MYANMAR — Where does one begin when asking how to help people in Myanmar? With the announcement in 2011 that its military junta would relinquish power, the release from detention of Aung San Suu Kyi from house arrest and her party’s huge electoral landslide in 2015, casual observers assumed freedom returned to Myanmar, also known as Burma. Not quite. The junta that staged a coup d’état in 1962 continues to control much of the government and its spending. Additionally, the fierce, religion-based nationalism they stoked for years continues.
Myanmar’s generals effectively stripped citizenship from hundreds of thousands of people in 1982 when it declared that only certain local races of people, or those with an ancestor that lived in British Burma when it formed in 1823, were citizens. Almost 30 years later, the U.N. refugee agency estimated that 800,000 Rohingya are stateless in a country they long considered their own. Muslims in an overwhelmingly Buddhist nation, the Rohingya are from an area annexed shortly after 1823 and lost citizenship as a result.
The government and many Myanmar citizens consider the Rohingya to be illegal Bengali immigrants. They face restrictions on travel, the size of their families, and must get permission to marry. At least 140,000 were internally displaced in clashes with Buddhists in 2012. In April 2013, Human Rights Watch reported the situation and its aftermath — in which local security forces “acted as their jailers” — as “crimes against humanity and ethnic cleansing.”
A major problem for Suu Kyi is how to help people in Myanmar that are considered illegal. Human rights watchers believe the country’s de facto leader, held in detention for years after her legal election as president in 2001, should empathize with the Rohingya and are dismissive of her response. Even when 75,000 Rohingya fled to Bangladesh after violent clashes with the government in November 2016, her reaction was considered tepid at best, and at worst, accusatory.
Some Western diplomats think Suu Kyi is appeasing the military for now to influence change down the line. She also must deal with an ever-more powerful Buddhist nationalist movement, egged on by the generals for decades. But in a recent interview, she said, “I would appreciate it so much if the international community would help us … instead of always drumming up cause for bigger fires of resentment.”

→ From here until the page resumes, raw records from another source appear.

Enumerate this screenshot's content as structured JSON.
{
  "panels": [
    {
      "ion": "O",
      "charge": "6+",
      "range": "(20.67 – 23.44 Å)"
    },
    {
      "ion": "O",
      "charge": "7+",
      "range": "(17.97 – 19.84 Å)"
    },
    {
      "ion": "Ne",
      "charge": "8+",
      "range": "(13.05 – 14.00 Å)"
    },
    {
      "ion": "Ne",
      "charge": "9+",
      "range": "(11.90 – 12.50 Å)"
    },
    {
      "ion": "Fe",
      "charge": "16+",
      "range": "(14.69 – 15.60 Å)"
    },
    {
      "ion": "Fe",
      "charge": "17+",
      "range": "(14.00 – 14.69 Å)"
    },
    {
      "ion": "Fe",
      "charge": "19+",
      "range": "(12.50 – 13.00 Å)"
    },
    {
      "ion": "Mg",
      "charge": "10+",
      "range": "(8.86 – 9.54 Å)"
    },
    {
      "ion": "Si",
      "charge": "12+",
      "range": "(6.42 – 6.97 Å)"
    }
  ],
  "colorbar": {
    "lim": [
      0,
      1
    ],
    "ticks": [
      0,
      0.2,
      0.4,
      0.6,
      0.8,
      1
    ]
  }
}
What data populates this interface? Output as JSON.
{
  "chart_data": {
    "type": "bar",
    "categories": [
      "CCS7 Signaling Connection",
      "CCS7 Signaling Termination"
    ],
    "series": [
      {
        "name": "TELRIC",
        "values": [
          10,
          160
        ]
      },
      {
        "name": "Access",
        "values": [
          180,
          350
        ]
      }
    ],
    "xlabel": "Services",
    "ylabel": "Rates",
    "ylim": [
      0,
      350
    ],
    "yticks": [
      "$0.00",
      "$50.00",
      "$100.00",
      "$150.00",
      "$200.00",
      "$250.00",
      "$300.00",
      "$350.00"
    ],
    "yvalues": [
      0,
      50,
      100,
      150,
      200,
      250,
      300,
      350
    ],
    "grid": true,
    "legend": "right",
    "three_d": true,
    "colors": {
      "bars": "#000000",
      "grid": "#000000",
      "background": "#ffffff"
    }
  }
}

She went farther, adding, “It doesn’t help if everybody is just concentrating on the negative side of the situation, in spite of the fact that there were attacks against police outposts,” which sounded to some as if she were excusing the government’s crackdown and legitimizing genocide.
How can we help people in Myanmar, when the most likely advocate isn’t on board? The United Nations set up an official inquiry in March, but the Myanmar government said it would refuse entry to investigators. Perhaps with the intent to influence the United States, the UNHCR earlier this month said, “It’s important to work on granting citizenship to the Muslim community, that has been deprived of citizenship for many years.”
Three days later, on July 10th, U.S. officially urged Myanmar to allow an inquiry by the U.N., hoping to reverse the decision. “It is important,” said Nikki Haley, the U.S. ambassador to the U.N., “that the Burmese government allow this fact-finding mission to do its job.”